I've done a lot of reflection on teaching lately. Partly because of the Delta, partly because of my own experience and reflexive practice. I find that we don't spend enough time thinking about our lessons. Oh, please don't get me wrong. We spend plenty of time looking at the books, wondering where to go next, what's the language our students need the most. We think about (and hopefully do a lot of ) planning. We assess materials constantly whenever we look at an exercise and say "This is good, this is nonsense, this will work, this isn't challenging enough" and so on and so forth. So, no, it's not thinking about what we''re going to do that I'd like to bring your attention to. It's the "and what now?" bit.
Teachers going through initial training are encouraged to think about their teaching practice (TP). They're asked what went well and what went wrong and they feel these are tricky questions. The feeling is they're being examined and are supposed to give the right answer. It is my opinion that it is at this stage that we (teachers) begin to hate observations. They're never productive, their aim is purely to assess quality as if watching a lesson in a blue moon will ever (yes, ever) be a significant sample to understand how a teacher works. I've been observed so often that I don't get nervous (not the sort "I'm about to throw up" kind of nervous, anyway) but looking back, there have been very few times when I've come out of a post-observation meeting feeling "Yes, that was really worth it."
Let me go off my track here and let you know I was observed for 2.5 years in a row, every single lesson, every day. In fact, I took over from a teacher who quit because she did not want to be observed. It took me about 5 minutes to understand what the purpose of this system was, and honestly I couldn't understand how people did not want this! Sounds mad? Well, by now you've noticed I'm a different sort of teacher, so this shouldn't come as a surprise. We are talking about special groups, those groups of students who I find fascinating, but cannot be handled by any teacher (despite the amount of people who "think" they know anything about challenging students...). The school was trying to reduce the percentage of students who dropped out, as well as improve students' motivation and results. The problem here was that there were a lot of teachers settled in their ways (like in any place). You see, it's not enough to talk about "change" and "flexibility", besides talking the talk, they actually have to be willing to walk the walk. So this is how it worked. Each class had a social worker who would have lessons with the kids. She'd be in every class, with every teacher. (Teacher fear no 1 - I'm being compared to other teachers) She's sit with students, listen to the same explanations, be subject to the same methodologies, solve the same exercises, she'd even sit for the same tests. (cool, right?) And after each lesson the teacher (if they'd be willing) would get feedback "You know, it wasn't really clear when you said this or that" or "X and Y are finally starting to keep up" or "have you got some extra exercises I can use to work with X" And it taught me a lot. It taught me a lot, it really did. It was a true opportunity to improve, to grow as a teacher. You see, we were all there for a common goal: we wanted kids to do well, to learn, to overcome their difficulties, to finish high school. You cannot do this if your Ego is so large it fills up a room and there's no space for your students. You cannot do this if you feel the person observing your lesson is there mainly to criticise you, to show you where you're not good at.

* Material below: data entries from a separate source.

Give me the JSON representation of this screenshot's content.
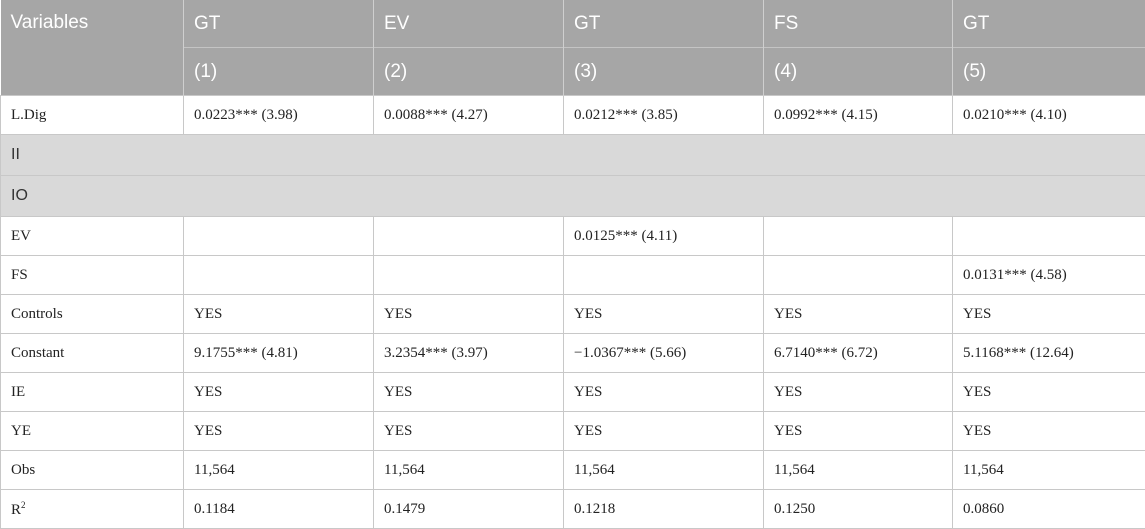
{
  "header": {
    "variables_label": "Variables",
    "columns": [
      {
        "name": "GT",
        "num": "(1)"
      },
      {
        "name": "EV",
        "num": "(2)"
      },
      {
        "name": "GT",
        "num": "(3)"
      },
      {
        "name": "FS",
        "num": "(4)"
      },
      {
        "name": "GT",
        "num": "(5)"
      }
    ]
  },
  "rows": {
    "ldig": {
      "label": "L.Dig",
      "cells": [
        "0.0223*** (3.98)",
        "0.0088*** (4.27)",
        "0.0212*** (3.85)",
        "0.0992*** (4.15)",
        "0.0210*** (4.10)"
      ]
    },
    "ii": {
      "label": "II"
    },
    "io": {
      "label": "IO"
    },
    "ev": {
      "label": "EV",
      "cells": [
        "",
        "",
        "0.0125*** (4.11)",
        "",
        ""
      ]
    },
    "fs": {
      "label": "FS",
      "cells": [
        "",
        "",
        "",
        "",
        "0.0131*** (4.58)"
      ]
    },
    "controls": {
      "label": "Controls",
      "cells": [
        "YES",
        "YES",
        "YES",
        "YES",
        "YES"
      ]
    },
    "constant": {
      "label": "Constant",
      "cells": [
        "9.1755*** (4.81)",
        "3.2354*** (3.97)",
        "−1.0367*** (5.66)",
        "6.7140*** (6.72)",
        "5.1168*** (12.64)"
      ]
    },
    "ie": {
      "label": "IE",
      "cells": [
        "YES",
        "YES",
        "YES",
        "YES",
        "YES"
      ]
    },
    "ye": {
      "label": "YE",
      "cells": [
        "YES",
        "YES",
        "YES",
        "YES",
        "YES"
      ]
    },
    "obs": {
      "label": "Obs",
      "cells": [
        "11,564",
        "11,564",
        "11,564",
        "11,564",
        "11,564"
      ]
    },
    "r2": {
      "label_base": "R",
      "label_sup": "2",
      "cells": [
        "0.1184",
        "0.1479",
        "0.1218",
        "0.1250",
        "0.0860"
      ]
    }
  }
}
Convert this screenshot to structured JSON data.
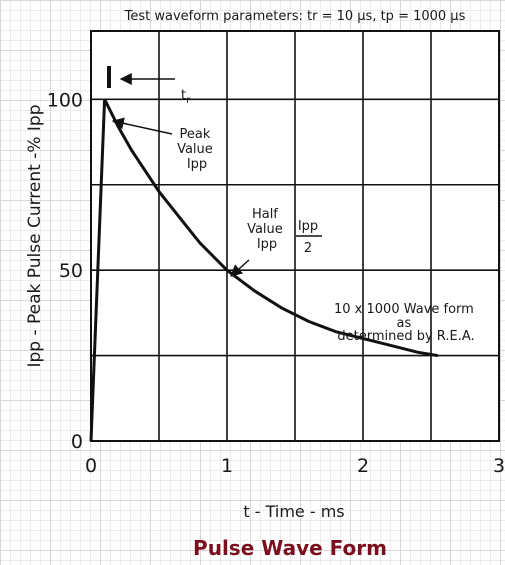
{
  "chart_data": {
    "type": "line",
    "title": "Test waveform parameters: tr = 10 μs, tp = 1000 μs",
    "subtitle": "Pulse Wave Form",
    "xlabel": "t - Time - ms",
    "ylabel": "Ipp - Peak Pulse Current -% Ipp",
    "xlim": [
      0,
      3
    ],
    "ylim": [
      0,
      120
    ],
    "x_ticks": [
      "0",
      "1",
      "2",
      "3"
    ],
    "y_ticks": [
      "0",
      "50",
      "100"
    ],
    "grid": true,
    "series": [
      {
        "x": [
          0,
          0.1,
          0.2,
          0.3,
          0.4,
          0.5,
          0.6,
          0.7,
          0.8,
          0.9,
          1.0,
          1.2,
          1.4,
          1.6,
          1.8,
          2.0,
          2.2,
          2.4,
          2.55
        ],
        "y": [
          0,
          100,
          92,
          85,
          79,
          73,
          68,
          63,
          58,
          54,
          50,
          44,
          39,
          35,
          32,
          30,
          28,
          26,
          25
        ]
      }
    ],
    "annotations": {
      "tr": {
        "t": "t",
        "sub": "r"
      },
      "peak": [
        "Peak",
        "Value",
        "Ipp"
      ],
      "half": [
        "Half",
        "Value",
        "Ipp"
      ],
      "fraction": {
        "numerator": "Ipp",
        "denominator": "2"
      },
      "waveform": [
        "10 x 1000 Wave form",
        "as",
        "determined by R.E.A."
      ]
    }
  }
}
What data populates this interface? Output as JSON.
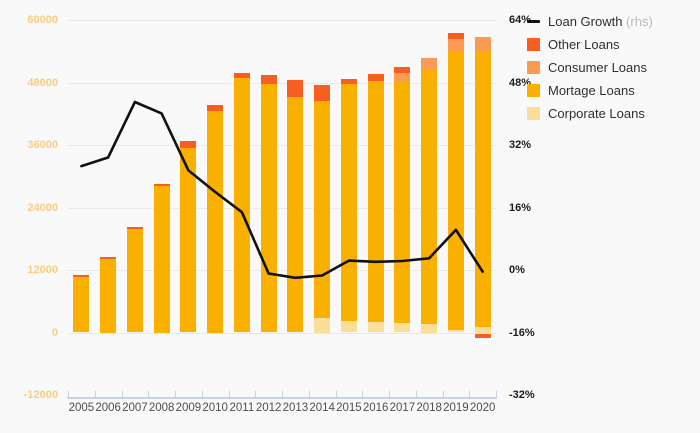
{
  "chart_data": {
    "type": "bar",
    "subtype": "stacked-bar-with-line-overlay",
    "title": "",
    "categories": [
      "2005",
      "2006",
      "2007",
      "2008",
      "2009",
      "2010",
      "2011",
      "2012",
      "2013",
      "2014",
      "2015",
      "2016",
      "2017",
      "2018",
      "2019",
      "2020"
    ],
    "series": [
      {
        "name": "Corporate Loans",
        "type": "bar",
        "axis": "left",
        "color": "#fade9a",
        "values": [
          0,
          0,
          0,
          0,
          0,
          0,
          0,
          0,
          0,
          2700,
          2200,
          2050,
          1900,
          1650,
          400,
          1050
        ]
      },
      {
        "name": "Mortage Loans",
        "type": "bar",
        "axis": "left",
        "color": "#f9b000",
        "values": [
          10700,
          14100,
          19900,
          28200,
          35500,
          42600,
          48850,
          47800,
          45250,
          41700,
          45600,
          46300,
          46400,
          48950,
          53600,
          53050
        ]
      },
      {
        "name": "Consumer Loans",
        "type": "bar",
        "axis": "left",
        "color": "#fb9a51",
        "values": [
          0,
          0,
          0,
          0,
          0,
          0,
          0,
          0,
          0,
          0,
          0,
          0,
          1600,
          2100,
          2300,
          2700
        ]
      },
      {
        "name": "Other Loans",
        "type": "bar",
        "axis": "left",
        "color": "#f85d22",
        "values": [
          400,
          400,
          400,
          400,
          1300,
          1050,
          950,
          1700,
          3150,
          3200,
          800,
          1350,
          1000,
          0,
          1150,
          -900
        ]
      },
      {
        "name": "Loan Growth",
        "type": "line",
        "axis": "right",
        "color": "#111111",
        "values": [
          26.6,
          28.8,
          43.0,
          40.1,
          25.5,
          20.0,
          14.8,
          -0.9,
          -2.0,
          -1.4,
          2.4,
          2.1,
          2.3,
          3.0,
          10.3,
          -0.4
        ]
      }
    ],
    "left_axis": {
      "ticks": [
        "60000",
        "48000",
        "36000",
        "24000",
        "12000",
        "0",
        "-12000"
      ],
      "min": -12000,
      "max": 60000,
      "label_color": "#fbcc80"
    },
    "right_axis": {
      "ticks": [
        "64%",
        "48%",
        "32%",
        "16%",
        "0%",
        "-16%",
        "-32%"
      ],
      "min": -32,
      "max": 64,
      "unit": "%"
    },
    "grid": "horizontal",
    "legend_position": "top-right"
  },
  "legend": {
    "items": [
      {
        "label": "Loan Growth",
        "suffix": " (rhs)",
        "swatch": "line",
        "color": "#111111"
      },
      {
        "label": "Other Loans",
        "swatch": "square",
        "color": "#f85d22"
      },
      {
        "label": "Consumer Loans",
        "swatch": "square",
        "color": "#fb9a51"
      },
      {
        "label": "Mortage Loans",
        "swatch": "square",
        "color": "#f9b000"
      },
      {
        "label": "Corporate Loans",
        "swatch": "square",
        "color": "#fade9a"
      }
    ]
  },
  "colors": {
    "background": "#f9f9f9",
    "gridline": "#e9e9e9",
    "axis_line": "#c9d1e4",
    "left_tick_labels": "#fbcc80",
    "right_tick_labels": "#1b1b1b",
    "x_labels": "#4f4f4f"
  }
}
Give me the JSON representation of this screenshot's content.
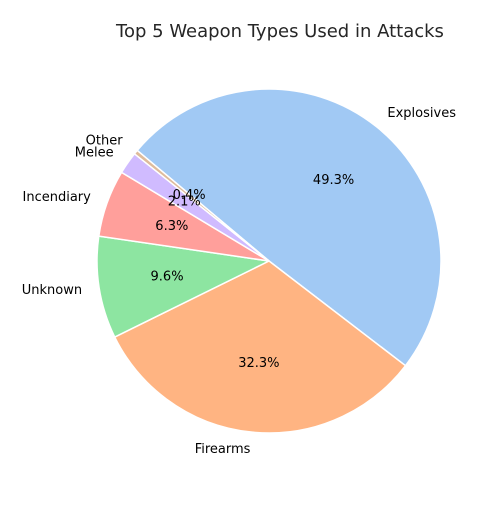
{
  "chart_data": {
    "type": "pie",
    "title": "Top 5 Weapon Types Used in Attacks",
    "categories": [
      "Explosives",
      "Firearms",
      "Unknown",
      "Incendiary",
      "Melee",
      "Other"
    ],
    "values": [
      49.3,
      32.3,
      9.6,
      6.3,
      2.1,
      0.4
    ],
    "value_labels": [
      "49.3%",
      "32.3%",
      "9.6%",
      "6.3%",
      "2.1%",
      "0.4%"
    ],
    "colors": [
      "#a1c9f4",
      "#ffb482",
      "#8de5a1",
      "#ff9f9b",
      "#d0bbff",
      "#debb9b"
    ],
    "start_angle_deg": 140,
    "direction": "clockwise",
    "legend": "none"
  }
}
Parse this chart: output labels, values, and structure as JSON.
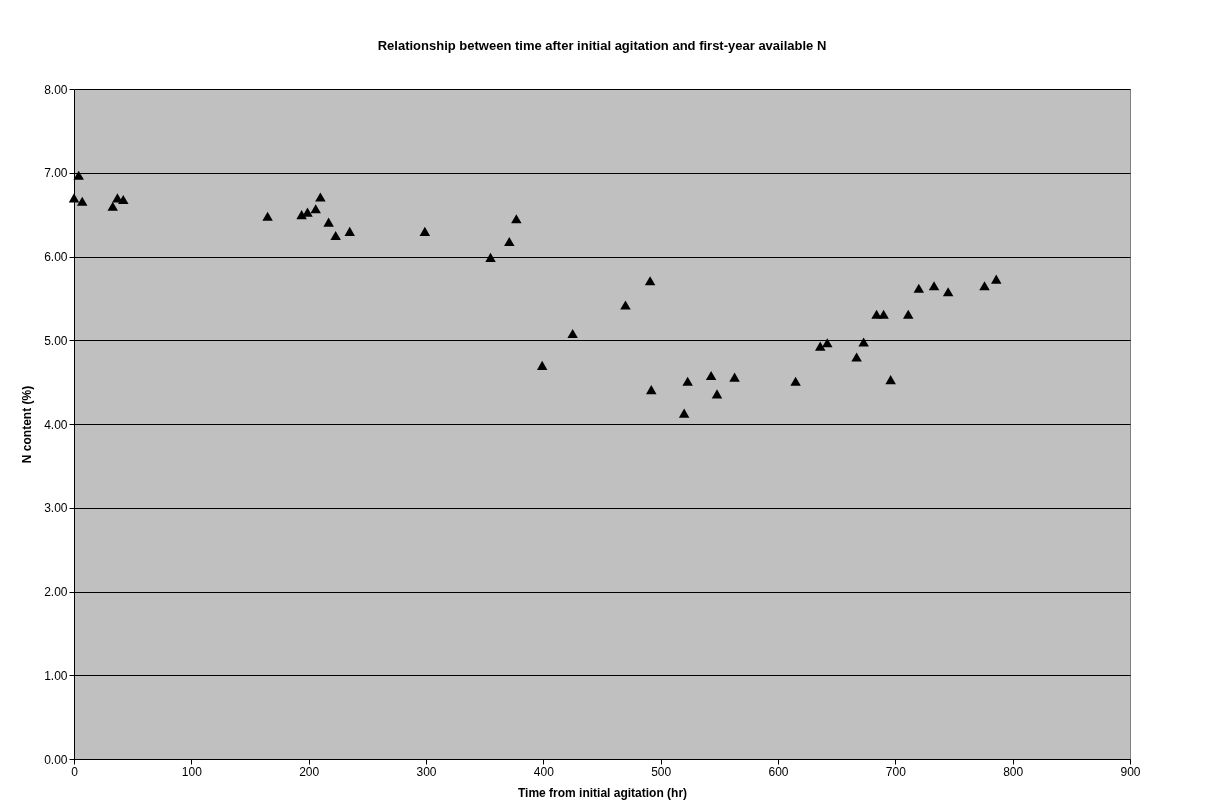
{
  "chart_data": {
    "type": "scatter",
    "title": "Relationship between time after initial agitation and first-year available N",
    "xlabel": "Time from initial agitation (hr)",
    "ylabel": "N content (%)",
    "x": [
      0,
      4,
      7,
      33,
      37,
      42,
      165,
      194,
      199,
      206,
      210,
      217,
      223,
      235,
      299,
      355,
      371,
      377,
      399,
      425,
      470,
      491,
      492,
      520,
      523,
      543,
      548,
      563,
      615,
      636,
      642,
      667,
      673,
      684,
      690,
      696,
      711,
      720,
      733,
      745,
      776,
      786
    ],
    "values": [
      6.7,
      6.97,
      6.66,
      6.6,
      6.7,
      6.68,
      6.48,
      6.5,
      6.53,
      6.57,
      6.71,
      6.41,
      6.25,
      6.3,
      6.3,
      5.99,
      6.18,
      6.45,
      4.7,
      5.08,
      5.42,
      5.71,
      4.41,
      4.13,
      4.51,
      4.58,
      4.36,
      4.56,
      4.51,
      4.93,
      4.97,
      4.8,
      4.98,
      5.31,
      5.31,
      4.53,
      5.31,
      5.62,
      5.65,
      5.58,
      5.65,
      5.73
    ],
    "color": "#000000",
    "marker": "triangle",
    "xlim": [
      0,
      900
    ],
    "xticks": [
      0,
      100,
      200,
      300,
      400,
      500,
      600,
      700,
      800,
      900
    ],
    "ylim": [
      0,
      8
    ],
    "yticks": [
      {
        "value": 0,
        "label": "0.00"
      },
      {
        "value": 1,
        "label": "1.00"
      },
      {
        "value": 2,
        "label": "2.00"
      },
      {
        "value": 3,
        "label": "3.00"
      },
      {
        "value": 4,
        "label": "4.00"
      },
      {
        "value": 5,
        "label": "5.00"
      },
      {
        "value": 6,
        "label": "6.00"
      },
      {
        "value": 7,
        "label": "7.00"
      },
      {
        "value": 8,
        "label": "8.00"
      }
    ],
    "grid": "y"
  }
}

I still find observations are useful, I think they are essential. Not to assess teachers, though. I think there are other ways to do it, or that if carried out for that purpose, they should have less impact on teachers' assessment than that that it is given. I believe the mentality around observations needs to change and it is crucial that those observing realise that this change must come from them, that you don't have to (nor should you) observe "everything" that goes on in a classroom. That praise and encouragement are much more important than "finding something" to criticise. Only then will teacher begin to look at observations as something productive instead of a threat, only then will they be able to see them as a way to develop and so, open their classrooms and their hearts to other forms of development.
In the meantime let's remember that just because it works for you, it doesn't have to work for someone else. Just because you've got a lot of experience doesn't mean a new teacher can't teach you some new tricks. Just because a lesson doesn't go as well as you had imagined, that doesn't mean you're not as good a teacher.
There are no perfect lessons, simply because there are no perfect teachers, or perfect students, or perfect classrooms, or perfect books, or perfect people, or ... you get what I mean, don't you?
So stop trying to be perfect when you are observed, just try to be better every day and eventually you'll get there.